First, a flow chart:
For those of you who know Chinese, the characters on the far left are Chinese for "garbage". (The little Japanese kana-like things to the left of the characters are the Taiwan BoPoMoFo pronunciation guides for the characters, I included them because the proper way to pronounce the characters, especially the ones on the right, are unknown to many.) Now, for those of you who have had exposure to both the Taiwanese flavour of Mandarin and the Mainland Chinese flavour of Mandarin (aka. Pu3 Tong1 Hua4), the two characters on the left are one of the more extreme examples of when the two flavors do not agree on pronunciation.

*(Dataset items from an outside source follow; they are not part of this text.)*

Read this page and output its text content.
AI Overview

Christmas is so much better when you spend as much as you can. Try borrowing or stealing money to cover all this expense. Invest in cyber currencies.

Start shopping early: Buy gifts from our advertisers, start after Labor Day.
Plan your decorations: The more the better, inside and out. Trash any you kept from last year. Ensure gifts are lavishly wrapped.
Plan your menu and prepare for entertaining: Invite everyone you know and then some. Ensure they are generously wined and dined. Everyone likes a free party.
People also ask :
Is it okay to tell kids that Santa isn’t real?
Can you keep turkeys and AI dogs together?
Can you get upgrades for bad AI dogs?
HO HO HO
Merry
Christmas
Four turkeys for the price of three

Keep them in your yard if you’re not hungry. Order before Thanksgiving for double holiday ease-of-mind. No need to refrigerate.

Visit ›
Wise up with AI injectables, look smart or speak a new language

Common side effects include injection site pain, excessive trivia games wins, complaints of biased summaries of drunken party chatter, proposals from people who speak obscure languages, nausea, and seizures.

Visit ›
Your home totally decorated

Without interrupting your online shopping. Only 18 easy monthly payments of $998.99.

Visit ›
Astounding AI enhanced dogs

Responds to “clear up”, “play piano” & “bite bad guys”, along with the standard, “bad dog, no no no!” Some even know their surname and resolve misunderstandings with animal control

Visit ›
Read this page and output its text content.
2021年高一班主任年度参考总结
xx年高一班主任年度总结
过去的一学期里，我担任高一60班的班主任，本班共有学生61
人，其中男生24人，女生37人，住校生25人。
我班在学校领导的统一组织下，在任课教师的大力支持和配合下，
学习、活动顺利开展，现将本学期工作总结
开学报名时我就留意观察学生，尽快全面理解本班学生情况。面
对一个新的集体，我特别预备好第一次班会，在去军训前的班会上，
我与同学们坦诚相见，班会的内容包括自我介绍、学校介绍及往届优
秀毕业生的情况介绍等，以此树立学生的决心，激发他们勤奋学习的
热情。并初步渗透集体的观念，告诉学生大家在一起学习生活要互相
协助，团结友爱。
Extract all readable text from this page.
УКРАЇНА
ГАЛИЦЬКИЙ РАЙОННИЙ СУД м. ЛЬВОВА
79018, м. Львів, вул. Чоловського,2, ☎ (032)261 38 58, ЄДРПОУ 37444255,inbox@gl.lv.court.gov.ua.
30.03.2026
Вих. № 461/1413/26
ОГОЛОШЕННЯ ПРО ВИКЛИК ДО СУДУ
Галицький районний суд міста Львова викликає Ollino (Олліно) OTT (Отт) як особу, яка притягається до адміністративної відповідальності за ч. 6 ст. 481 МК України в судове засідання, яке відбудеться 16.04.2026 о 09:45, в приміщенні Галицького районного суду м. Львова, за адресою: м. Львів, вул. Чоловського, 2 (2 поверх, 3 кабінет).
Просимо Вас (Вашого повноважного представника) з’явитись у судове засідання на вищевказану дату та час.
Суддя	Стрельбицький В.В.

The PuTongHua was standardized after the 1949 split of the Communist and Nationalist parties, and it abolished some of the pronunciation suggestions of the Nationalist Government (circa 1923, roughly), substituting with pronunciation more local to the Beijing dialect. For the most part, the difference is one of tones, and the majority being differences in 2nd and 3rd tones, or 3rd and 5th/light tones. But for this phrase, the mainland Chinese read
la1 ji1
and the Taiwanese read
le4 se4
(which I noted in BoPoMoFo next to the characters in the above image).
And I think I have a plausible reason to explain the difference.
I started this line of research when I wondered "Why use a two-word phrase to describe an every day object when neither of the characters, as far as I know, have been used in any other context?" Looking into Ci2 Hai3 (the sea of words), I looked for the etymology of the phrase.
What I found was what is summarized in the above flow-chart.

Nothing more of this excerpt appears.